Not so, argues Alissa Quart, executive director of the Economic Hardship Reporting Project, in Bootstrapped: Liberating Ourselves From the American Dream. Our national focus on self-reliance leads to blaming and "bullying" the poor for their choices, she believes.
Emi Nietfeld, who won a Horatio Alger Association scholarship for overcoming adversity (mentally ill parents, foster care and homelessness), sees the rages-to-riches story as a "fable."
She went to Harvard on a full-ride scholarship, one of a series of lucky breaks, she writes in The Atlantic. But it wasn't a solo voyage, Nietfeld writes.
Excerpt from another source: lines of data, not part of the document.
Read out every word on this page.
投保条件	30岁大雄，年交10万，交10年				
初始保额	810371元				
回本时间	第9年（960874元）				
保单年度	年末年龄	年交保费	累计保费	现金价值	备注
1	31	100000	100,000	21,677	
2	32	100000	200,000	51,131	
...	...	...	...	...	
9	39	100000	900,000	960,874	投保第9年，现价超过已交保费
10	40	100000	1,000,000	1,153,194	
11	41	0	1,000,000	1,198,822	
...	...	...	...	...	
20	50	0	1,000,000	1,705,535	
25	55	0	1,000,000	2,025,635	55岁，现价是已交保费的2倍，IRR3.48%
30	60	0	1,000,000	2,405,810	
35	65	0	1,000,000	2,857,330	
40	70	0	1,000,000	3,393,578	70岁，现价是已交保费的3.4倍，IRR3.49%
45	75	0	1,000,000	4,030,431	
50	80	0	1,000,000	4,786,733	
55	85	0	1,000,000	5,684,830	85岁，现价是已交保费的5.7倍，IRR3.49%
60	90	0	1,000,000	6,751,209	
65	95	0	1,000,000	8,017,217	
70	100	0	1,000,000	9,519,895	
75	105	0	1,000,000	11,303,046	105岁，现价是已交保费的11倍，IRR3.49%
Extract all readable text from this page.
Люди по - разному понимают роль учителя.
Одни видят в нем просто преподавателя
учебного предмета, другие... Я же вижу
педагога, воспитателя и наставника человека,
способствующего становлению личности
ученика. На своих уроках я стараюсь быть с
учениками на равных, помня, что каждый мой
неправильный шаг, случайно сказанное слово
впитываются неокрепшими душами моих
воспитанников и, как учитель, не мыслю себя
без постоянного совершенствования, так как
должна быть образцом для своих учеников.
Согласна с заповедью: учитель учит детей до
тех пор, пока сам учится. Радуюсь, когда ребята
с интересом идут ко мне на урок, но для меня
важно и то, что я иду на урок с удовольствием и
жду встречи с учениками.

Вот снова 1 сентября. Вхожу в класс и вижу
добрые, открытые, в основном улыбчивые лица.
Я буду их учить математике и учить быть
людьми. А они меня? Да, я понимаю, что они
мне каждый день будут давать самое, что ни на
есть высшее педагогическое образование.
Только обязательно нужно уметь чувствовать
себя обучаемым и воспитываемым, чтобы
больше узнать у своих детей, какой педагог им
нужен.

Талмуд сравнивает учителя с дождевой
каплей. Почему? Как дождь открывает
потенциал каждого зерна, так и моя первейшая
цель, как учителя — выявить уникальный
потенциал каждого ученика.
She needed a lot of help to escape her circumstances.
Glorifying mettle is common across our culture — the fantasy of self-sufficiency is so pervasive because it feels good, both to witness and to experience. . . . Growing up in a society that idolized individual achievement, I never failed to notice, and cling to, moments of seemingly single-handed success.
And she blamed herself for every failure.
Quart is arguing for a better social-safety net for those who aren't going to win a string of scholarships. Okay. But most young people aren't hopeless either. If we stop valorizing grit, hard work and self-reliance, a lot of young people will be unable to take advantage of opportunities.
In Agency, Ian Rowe argues that developing a sense of agency is the alternative to the debilitating ‘blame-the-system’ and ‘blame-the-victim’ narratives. With the help of family, faith, education and entrepreneurship, young people can learn how to shape their own lives, he argues.
The son of Jamaican immigrants, Rowe tells educators not to assume all poor children come from dysfunctional families or blame society for academic underperformance, writes Ray Domanico in a City Journal review. Paternalism isn't helpful.